Contrary to its reputation for slow tech adoption, the legal industry is rapidly embracing advanced AI agents. The sheer volume of work and potential for efficiency gains are driving swift innovation, with firms even hiring lawyers specifically to help with AI product development.
An AI agent's failure on a complex task like tax preparation isn't due to a lack of intelligence. Instead, it's often blocked by a single, unpredictable "tiny thing," such as misinterpreting two boxes on a W4 form. This highlights that reliability challenges are granular and not always intuitive.
Anthropic's David Hershey states it's "deeply unsurprising" that AI is great at software engineering because the labs are filled with software engineers. This suggests AI's capabilities are skewed by its creators' expertise, and achieving similar performance in fields like law requires deeper integration with domain experts.

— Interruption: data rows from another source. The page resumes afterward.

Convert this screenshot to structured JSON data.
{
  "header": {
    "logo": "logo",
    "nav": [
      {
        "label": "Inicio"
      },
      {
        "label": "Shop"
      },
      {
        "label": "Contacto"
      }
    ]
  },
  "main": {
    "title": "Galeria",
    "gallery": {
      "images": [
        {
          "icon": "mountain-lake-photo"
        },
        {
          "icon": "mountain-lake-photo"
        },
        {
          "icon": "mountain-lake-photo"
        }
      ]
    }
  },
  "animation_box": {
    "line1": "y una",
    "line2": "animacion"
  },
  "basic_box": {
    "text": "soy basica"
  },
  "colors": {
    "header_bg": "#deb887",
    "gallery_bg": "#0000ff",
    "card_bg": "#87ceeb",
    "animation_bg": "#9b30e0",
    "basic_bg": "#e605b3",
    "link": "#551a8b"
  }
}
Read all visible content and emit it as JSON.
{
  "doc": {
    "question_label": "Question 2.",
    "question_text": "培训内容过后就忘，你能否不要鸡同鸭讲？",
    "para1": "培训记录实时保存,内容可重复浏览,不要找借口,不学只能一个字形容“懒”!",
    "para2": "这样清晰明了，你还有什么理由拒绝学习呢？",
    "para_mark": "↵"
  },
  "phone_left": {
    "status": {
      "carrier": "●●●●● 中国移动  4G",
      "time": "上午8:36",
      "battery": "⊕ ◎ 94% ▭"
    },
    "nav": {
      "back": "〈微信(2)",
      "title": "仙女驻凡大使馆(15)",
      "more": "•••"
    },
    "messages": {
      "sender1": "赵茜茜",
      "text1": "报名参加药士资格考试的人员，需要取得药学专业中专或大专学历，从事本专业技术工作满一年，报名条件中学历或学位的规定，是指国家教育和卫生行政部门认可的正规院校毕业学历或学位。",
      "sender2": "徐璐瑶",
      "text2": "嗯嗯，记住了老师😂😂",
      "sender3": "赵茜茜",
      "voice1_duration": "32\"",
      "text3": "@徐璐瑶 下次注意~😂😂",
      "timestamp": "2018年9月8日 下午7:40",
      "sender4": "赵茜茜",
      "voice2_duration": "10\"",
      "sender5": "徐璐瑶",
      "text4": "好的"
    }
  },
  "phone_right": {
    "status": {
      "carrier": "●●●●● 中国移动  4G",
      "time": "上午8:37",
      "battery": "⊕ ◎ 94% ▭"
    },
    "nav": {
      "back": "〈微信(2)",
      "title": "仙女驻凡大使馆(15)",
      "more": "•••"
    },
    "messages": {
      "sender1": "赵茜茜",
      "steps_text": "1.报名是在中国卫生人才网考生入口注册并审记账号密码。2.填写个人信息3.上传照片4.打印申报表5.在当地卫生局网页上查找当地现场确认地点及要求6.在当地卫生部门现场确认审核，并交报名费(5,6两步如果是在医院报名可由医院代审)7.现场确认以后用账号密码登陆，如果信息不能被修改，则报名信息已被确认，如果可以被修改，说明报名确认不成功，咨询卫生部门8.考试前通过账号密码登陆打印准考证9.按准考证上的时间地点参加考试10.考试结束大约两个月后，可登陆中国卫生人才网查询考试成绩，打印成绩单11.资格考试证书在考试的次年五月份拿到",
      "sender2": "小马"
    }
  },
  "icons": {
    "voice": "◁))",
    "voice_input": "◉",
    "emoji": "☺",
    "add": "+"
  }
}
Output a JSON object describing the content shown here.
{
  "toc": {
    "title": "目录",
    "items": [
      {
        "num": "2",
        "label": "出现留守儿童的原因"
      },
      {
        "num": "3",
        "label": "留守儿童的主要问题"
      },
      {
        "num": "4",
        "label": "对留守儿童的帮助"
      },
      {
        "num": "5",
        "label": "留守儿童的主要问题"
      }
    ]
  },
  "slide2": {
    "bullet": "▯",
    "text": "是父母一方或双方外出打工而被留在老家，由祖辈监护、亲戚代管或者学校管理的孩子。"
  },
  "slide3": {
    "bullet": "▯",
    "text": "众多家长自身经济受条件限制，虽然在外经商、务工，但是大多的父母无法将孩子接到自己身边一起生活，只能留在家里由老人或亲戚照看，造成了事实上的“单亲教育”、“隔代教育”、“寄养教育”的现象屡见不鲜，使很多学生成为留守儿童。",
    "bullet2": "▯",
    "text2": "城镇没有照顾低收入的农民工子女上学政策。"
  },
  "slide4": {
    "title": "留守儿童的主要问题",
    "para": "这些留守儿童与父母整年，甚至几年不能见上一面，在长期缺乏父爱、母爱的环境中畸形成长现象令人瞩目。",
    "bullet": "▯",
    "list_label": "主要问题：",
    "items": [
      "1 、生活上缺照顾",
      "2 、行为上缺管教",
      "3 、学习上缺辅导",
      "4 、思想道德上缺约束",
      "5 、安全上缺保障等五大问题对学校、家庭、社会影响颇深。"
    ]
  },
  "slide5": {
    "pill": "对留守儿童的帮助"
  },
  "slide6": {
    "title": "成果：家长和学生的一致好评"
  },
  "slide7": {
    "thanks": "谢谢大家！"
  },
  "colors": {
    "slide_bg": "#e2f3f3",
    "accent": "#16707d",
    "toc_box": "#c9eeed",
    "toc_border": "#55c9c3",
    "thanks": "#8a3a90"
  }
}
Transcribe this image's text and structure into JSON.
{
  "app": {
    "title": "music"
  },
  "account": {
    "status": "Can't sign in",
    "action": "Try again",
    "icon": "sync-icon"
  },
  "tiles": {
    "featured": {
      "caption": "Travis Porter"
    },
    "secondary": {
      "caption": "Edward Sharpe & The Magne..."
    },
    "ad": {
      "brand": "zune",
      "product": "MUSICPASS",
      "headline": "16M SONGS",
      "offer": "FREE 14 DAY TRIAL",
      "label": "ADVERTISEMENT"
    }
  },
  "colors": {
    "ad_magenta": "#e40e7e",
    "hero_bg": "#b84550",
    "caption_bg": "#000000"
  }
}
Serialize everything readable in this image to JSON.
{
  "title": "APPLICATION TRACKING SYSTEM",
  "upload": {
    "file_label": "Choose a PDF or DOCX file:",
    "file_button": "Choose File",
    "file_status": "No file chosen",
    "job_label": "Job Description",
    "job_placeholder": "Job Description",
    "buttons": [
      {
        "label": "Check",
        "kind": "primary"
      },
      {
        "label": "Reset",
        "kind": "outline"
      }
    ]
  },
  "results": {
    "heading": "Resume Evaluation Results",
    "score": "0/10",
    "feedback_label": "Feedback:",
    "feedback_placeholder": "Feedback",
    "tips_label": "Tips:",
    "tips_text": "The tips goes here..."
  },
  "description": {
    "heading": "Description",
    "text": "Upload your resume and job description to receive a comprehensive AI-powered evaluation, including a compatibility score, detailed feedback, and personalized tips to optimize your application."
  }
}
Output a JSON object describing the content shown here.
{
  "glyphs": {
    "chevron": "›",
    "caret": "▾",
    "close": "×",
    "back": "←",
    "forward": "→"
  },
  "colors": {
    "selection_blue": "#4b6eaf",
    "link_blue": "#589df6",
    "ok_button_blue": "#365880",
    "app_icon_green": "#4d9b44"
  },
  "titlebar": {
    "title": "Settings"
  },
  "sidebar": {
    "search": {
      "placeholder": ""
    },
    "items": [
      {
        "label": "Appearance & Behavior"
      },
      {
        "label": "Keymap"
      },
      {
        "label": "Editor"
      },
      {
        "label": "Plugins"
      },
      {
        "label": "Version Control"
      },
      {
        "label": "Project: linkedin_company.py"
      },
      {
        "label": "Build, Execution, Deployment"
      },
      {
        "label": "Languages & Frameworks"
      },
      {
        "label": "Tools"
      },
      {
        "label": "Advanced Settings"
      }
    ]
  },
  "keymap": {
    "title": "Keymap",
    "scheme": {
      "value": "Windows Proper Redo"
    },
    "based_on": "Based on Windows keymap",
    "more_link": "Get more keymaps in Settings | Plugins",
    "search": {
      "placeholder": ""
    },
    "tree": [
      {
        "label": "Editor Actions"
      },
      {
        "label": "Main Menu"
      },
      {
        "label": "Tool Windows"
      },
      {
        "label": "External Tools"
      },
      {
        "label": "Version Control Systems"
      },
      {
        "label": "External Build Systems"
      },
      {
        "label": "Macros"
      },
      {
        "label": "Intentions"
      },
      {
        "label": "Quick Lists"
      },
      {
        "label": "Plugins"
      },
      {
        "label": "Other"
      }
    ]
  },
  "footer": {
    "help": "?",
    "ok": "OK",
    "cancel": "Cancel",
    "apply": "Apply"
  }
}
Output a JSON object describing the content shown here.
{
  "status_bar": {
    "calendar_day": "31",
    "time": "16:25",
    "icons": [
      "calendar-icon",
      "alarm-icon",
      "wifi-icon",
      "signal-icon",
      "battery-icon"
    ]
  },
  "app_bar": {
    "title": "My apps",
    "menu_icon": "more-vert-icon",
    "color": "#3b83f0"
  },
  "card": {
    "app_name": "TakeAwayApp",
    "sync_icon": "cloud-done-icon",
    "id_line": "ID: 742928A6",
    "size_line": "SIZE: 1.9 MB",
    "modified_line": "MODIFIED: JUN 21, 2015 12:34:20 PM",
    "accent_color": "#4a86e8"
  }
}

A key advancement in Sonnet 4.5 is its work style. Unlike past models with "grand ambitions" that would meander, this AI pragmatically breaks down large projects into small, manageable chunks. This methodical approach feels more like working with a human colleague, making it more reliable for complex tasks.
Widespread adoption of AI for complex tasks like "vibe coding" is limited not just by model intelligence, but by the user interface. Current paradigms like IDE plugins and chat windows are insufficient. Anthropic's team believes a new interface is needed to unlock the full potential of models like Sonnet 4.5 for production-level app building.
New AI models are creating profound moments of realization for their creators. Anthropic's David Hershey describes watching Sonnet 4.5 build a complex app in 12-30 hours that took a human team months. This triggered a "little bit of 'oh my God'" feeling, signaling a fundamental shift in software engineering.
Advanced AI models exhibit profound cognitive dissonance, mastering complex, abstract tasks while failing at simple, intuitive ones. An Anthropic team member notes Claude solves PhD-level math but can't grasp basic spatial concepts like "left vs. right" or navigating around an object in a game, highlighting the alien nature of their intelligence.